3.6 KiB
Scrapy is an open-source and collaborative framework for extracting the data you need from websites in a fast, simple, yet extensible way. It's widely used for web scraping and has built-in support for extracting data from HTML/XML sources using XPath and CSS selectors. Scrapy is designed with a focus on crawling websites and extracting structured data from these pages. Here’s a concise reference guide for common use cases with Scrapy:
Scrapy Reference Guide
Installation
pip install scrapy
Creating a Scrapy Project
To start a new Scrapy project, navigate to the directory where you want your project to be and run:
scrapy startproject myproject
This command creates a myproject directory with the following structure:
myproject/
scrapy.cfg # deploy configuration file
myproject/ # project's Python module, you'll import your code from here
__init__.py
items.py # project items definition file
middlewares.py # project middlewares file
pipelines.py # project pipelines file
settings.py # project settings file
spiders/ # a directory where you'll later put your spiders
__init__.py
Defining Items
Items are models that define the structure of the scraped data. They are defined in items.py:
import scrapy
class MyItem(scrapy.Item):
name = scrapy.Field()
description = scrapy.Field()
Writing Spiders
Spiders are classes that you define and that Scrapy uses to scrape information from a website (or a group of websites). They must subclass scrapy.Spider and define the initial requests to make, optionally how to follow links in the pages, and how to parse the downloaded page content to extract data.
import scrapy
class MySpider(scrapy.Spider):
name = "my_spider"
start_urls = [
'http://example.com',
]
def parse(self, response):
yield {
'url': response.url,
'title': response.css('title::text').get(),
}
Running Spiders
To run a spider, use the scrapy crawl command followed by the spider’s name:
scrapy crawl my_spider
Storing the Scraped Data
The simplest way to store the scraped data is by using the -o option in the scrapy crawl command, which will generate a file containing the scraped data in your chosen format:
scrapy crawl my_spider -o output.json
Middleware and Pipelines
- Middlewares allow you to add custom processing to requests and responses.

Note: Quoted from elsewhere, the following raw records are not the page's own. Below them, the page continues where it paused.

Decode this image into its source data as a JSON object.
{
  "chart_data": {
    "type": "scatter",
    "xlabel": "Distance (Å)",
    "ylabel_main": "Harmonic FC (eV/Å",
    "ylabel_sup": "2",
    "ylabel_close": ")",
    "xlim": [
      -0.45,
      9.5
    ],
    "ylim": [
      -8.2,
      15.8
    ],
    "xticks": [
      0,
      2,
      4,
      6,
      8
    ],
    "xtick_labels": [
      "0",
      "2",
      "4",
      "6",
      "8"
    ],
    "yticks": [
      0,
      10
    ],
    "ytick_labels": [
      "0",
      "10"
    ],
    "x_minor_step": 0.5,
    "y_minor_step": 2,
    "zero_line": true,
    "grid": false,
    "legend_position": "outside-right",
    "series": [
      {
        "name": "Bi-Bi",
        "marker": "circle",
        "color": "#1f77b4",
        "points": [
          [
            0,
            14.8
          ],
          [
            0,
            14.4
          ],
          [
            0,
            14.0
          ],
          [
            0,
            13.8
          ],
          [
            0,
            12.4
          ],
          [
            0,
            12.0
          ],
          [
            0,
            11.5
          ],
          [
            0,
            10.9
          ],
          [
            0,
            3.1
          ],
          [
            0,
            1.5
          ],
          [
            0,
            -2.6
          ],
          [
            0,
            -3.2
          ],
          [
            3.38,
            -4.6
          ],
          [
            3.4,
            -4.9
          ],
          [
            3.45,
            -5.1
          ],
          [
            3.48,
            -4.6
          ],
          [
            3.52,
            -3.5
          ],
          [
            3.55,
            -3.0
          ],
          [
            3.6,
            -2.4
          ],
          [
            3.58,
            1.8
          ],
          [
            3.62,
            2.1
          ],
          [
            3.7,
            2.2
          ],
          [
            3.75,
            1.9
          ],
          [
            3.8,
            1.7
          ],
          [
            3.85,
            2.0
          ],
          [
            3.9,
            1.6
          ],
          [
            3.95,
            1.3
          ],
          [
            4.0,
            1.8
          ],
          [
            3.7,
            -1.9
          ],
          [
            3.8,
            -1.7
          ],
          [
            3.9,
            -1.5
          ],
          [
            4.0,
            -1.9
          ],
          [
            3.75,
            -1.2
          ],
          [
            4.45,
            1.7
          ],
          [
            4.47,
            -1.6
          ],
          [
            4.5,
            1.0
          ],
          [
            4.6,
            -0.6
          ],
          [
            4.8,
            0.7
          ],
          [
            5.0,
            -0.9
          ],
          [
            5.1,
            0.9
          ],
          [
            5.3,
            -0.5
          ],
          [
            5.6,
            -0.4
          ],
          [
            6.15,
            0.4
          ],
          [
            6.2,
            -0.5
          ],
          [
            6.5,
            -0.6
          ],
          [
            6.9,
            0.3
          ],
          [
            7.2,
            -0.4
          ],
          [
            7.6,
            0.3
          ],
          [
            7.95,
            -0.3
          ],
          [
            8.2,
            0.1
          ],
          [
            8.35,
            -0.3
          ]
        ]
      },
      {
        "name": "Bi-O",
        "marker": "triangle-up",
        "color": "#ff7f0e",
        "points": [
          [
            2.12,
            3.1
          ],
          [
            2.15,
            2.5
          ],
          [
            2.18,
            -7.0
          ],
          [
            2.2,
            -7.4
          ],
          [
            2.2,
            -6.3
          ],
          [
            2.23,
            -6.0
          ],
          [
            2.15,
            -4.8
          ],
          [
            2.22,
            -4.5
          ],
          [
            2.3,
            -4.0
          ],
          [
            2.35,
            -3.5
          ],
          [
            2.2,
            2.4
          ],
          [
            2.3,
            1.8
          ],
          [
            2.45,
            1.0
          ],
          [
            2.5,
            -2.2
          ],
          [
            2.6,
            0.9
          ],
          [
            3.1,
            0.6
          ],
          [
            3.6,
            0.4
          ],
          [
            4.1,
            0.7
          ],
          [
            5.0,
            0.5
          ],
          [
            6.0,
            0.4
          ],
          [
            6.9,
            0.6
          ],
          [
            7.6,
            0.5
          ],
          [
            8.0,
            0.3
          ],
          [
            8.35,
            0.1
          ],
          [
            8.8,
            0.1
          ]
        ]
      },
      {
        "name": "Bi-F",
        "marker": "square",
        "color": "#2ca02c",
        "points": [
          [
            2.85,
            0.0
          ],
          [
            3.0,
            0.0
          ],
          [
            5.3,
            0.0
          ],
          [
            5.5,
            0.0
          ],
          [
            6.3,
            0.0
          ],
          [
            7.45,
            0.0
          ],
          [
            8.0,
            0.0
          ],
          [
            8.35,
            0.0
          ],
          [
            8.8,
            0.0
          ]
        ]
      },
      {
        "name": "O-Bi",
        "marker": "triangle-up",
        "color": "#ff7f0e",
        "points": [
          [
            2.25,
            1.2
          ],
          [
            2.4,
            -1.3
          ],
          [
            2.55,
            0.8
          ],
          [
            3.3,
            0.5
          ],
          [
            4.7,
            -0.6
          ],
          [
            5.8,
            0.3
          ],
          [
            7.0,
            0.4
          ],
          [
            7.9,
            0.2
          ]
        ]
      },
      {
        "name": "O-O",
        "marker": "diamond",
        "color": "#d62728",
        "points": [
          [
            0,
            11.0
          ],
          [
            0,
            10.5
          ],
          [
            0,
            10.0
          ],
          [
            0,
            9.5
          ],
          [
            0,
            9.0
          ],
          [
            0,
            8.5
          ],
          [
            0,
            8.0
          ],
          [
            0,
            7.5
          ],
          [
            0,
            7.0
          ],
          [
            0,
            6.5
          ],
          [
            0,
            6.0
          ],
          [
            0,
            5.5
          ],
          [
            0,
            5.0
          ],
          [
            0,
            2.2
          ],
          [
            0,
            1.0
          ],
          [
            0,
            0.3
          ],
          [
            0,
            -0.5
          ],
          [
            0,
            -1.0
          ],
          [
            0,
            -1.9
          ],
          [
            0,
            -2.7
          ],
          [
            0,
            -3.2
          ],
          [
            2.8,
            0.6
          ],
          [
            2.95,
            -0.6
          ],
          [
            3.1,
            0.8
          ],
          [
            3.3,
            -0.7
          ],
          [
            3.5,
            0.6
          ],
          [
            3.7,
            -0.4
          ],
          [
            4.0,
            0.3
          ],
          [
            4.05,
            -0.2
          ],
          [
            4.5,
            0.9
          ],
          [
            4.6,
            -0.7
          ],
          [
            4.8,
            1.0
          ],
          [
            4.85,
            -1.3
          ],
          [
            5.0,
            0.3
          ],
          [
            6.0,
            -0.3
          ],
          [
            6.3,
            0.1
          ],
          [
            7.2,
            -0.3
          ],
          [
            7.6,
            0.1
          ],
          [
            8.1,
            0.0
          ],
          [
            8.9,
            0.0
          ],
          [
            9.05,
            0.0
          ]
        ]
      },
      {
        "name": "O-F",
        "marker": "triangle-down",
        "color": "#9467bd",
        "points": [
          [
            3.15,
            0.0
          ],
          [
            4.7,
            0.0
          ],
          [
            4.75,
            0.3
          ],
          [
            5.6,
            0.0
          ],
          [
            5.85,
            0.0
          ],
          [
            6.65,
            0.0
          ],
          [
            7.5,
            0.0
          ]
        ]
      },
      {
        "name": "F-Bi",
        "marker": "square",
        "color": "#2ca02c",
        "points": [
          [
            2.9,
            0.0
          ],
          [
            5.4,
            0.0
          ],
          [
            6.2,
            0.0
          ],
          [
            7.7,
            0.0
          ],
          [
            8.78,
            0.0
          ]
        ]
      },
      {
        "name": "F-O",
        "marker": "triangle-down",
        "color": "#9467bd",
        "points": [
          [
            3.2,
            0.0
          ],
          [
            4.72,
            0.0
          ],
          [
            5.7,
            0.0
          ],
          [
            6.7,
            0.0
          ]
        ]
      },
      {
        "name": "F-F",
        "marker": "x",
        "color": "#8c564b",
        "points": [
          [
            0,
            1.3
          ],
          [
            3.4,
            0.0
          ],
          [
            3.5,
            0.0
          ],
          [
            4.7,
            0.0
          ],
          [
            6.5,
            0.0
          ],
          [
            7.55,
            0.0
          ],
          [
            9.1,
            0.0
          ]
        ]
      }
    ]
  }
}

- Item Pipelines allow you to process and filter the items returned by your spiders. They are defined in
pipelines.pyand need to be activated in your project’ssettings.py.
Scrapy Shell
Scrapy provides an interactive shell for trying out the selectors without running the spider. It’s very useful for developing and debugging:
scrapy shell 'http://example.com'
Scrapy is built for efficiency, capable of handling multiple requests concurrently and making it significantly faster than manually written scripts for web scraping. This guide covers basic functionalities, but Scrapy's capabilities extend to a broad range of advanced features, including logging, extensions for deep customization, and built-in support for exporting scraped data in various formats.
Scrapy’s architecture is built around "spiders," which are self-contained crawlers that are given a set of instructions. In combination with its powerful selector and item capabilities, Scrapy is suited for complex web scraping tasks, from simple website crawls to large-scale web scraping operations.